[Me & X] AI for Prediction
X : Do you use AI for prediction?
Me : No. I do use various AI based tools (not LLM/GPTs) for statistical analysis of population studies but not for what should be examined.
X : But if you ask ChatGPT ...
Me : ... you get a lot of fairly obvious stuff to any expert in the field and occasionally a hallucination or an unexpected correlation that's worth exploring. The issue is the training data. The really interesting ideas are not found in blog posts or analyst reports but mostly in the poorly formed ideas of the minds of many people, most of whom don't even realise it might be important. The signal is just too weak. I use a combination of maps (helps people formulate the poorly formed, in which case you listen for the 'ah-ha' moment between people), research groups and oodles of interviews to find that stuff.
X : An AI won't help?
Me : Statistical analysis it can but I suspect you're talking LLM / GPTs in which case the hallucinations and unexpected correlations can turn up a hypothesis to explore.

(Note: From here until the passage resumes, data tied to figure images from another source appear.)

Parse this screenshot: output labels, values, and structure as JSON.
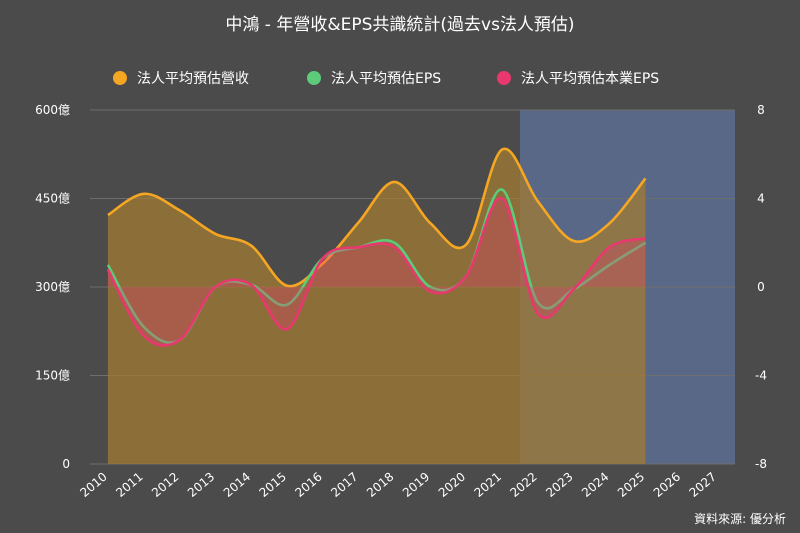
{
  "title": "中鴻 - 年營收&EPS共識統計(過去vs法人預估)",
  "source": "資料來源: 優分析",
  "chart_data": {
    "type": "area",
    "categories": [
      "2010",
      "2011",
      "2012",
      "2013",
      "2014",
      "2015",
      "2016",
      "2017",
      "2018",
      "2019",
      "2020",
      "2021",
      "2022",
      "2023",
      "2024",
      "2025",
      "2026",
      "2027"
    ],
    "forecast_start": "2022",
    "forecast_end": "2027",
    "y_left": {
      "ticks": [
        "0",
        "150億",
        "300億",
        "450億",
        "600億"
      ],
      "lim": [
        0,
        600
      ]
    },
    "y_right": {
      "ticks": [
        "-8",
        "-4",
        "0",
        "4",
        "8"
      ],
      "lim": [
        -8,
        8
      ]
    },
    "series": [
      {
        "name": "法人平均預估營收",
        "axis": "left",
        "color": "#f5a623",
        "values": [
          422,
          458,
          430,
          390,
          370,
          302,
          340,
          410,
          478,
          408,
          372,
          533,
          445,
          378,
          408,
          484,
          null,
          null
        ]
      },
      {
        "name": "法人平均預估EPS",
        "axis": "right",
        "color": "#5ccb7a",
        "values": [
          1.0,
          -1.8,
          -2.4,
          0.0,
          0.1,
          -0.8,
          1.3,
          1.8,
          2.0,
          0.0,
          0.5,
          4.4,
          -0.7,
          -0.1,
          1.0,
          2.0,
          null,
          null
        ]
      },
      {
        "name": "法人平均預估本業EPS",
        "axis": "right",
        "color": "#e8386f",
        "values": [
          0.8,
          -2.2,
          -2.4,
          0.0,
          0.1,
          -1.9,
          1.3,
          1.8,
          1.8,
          -0.2,
          0.5,
          4.0,
          -1.2,
          -0.1,
          1.8,
          2.2,
          null,
          null
        ]
      }
    ]
  }
}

But you have to do the exploration.
X : But what if you get the AI to produce a map?
Me : You get a possible first draft which misses lots of stuff that will really matter but tells you a lot that should be obvious to any mapper in that industry.
X : But ...
Me : Look, until we've wired up everybody's head and found a way to train these systems on poorly formed concepts, to simulate 'ah-ha' moments between many and then use population studies to find the statistically relevant signals ... all you're going to get is cohesive arguments based around signals in text.
X : I don't see why humans matter so much.
Me : They matter because those poorly formed concepts occur through the interaction with the real world rather than past training data. Exploration is the pursuit of truth and coherence. We can never find truth, so instead we look to falsify the models we have through observation ... that's what we mean by the pursuit of truth. So we build a coherent model, use it until reality disagrees and then we go 'ah-ha'. After this, we look for a new coherent model. When we find it, we go 'ah-ha' again. Stumbling from one 'ah-ha' to another, the cycle repeats, over and over. Interaction with reality is not optional.
X : Truth is coherence!
Me : ... and that's how society falls.
X : But if we could model the universe ...
Me : ... then the model must contain itself, and that submodel contains itself and on to infinity. This creates an infinite set which is only possible if information is infinite. If that was possible then the likelihood of this being reality becomes zero.
X : What does that mean?
Me : It leads you to the only truth that you could possibly prove, which is reality is an illusion. Fortunately, uncertainty principles stop us ever finding this out. Hence we are left with the best we can do ... 'ah-ha' moments.
X : What about AGI?
Me : Wiring up people's heads will happen sooner.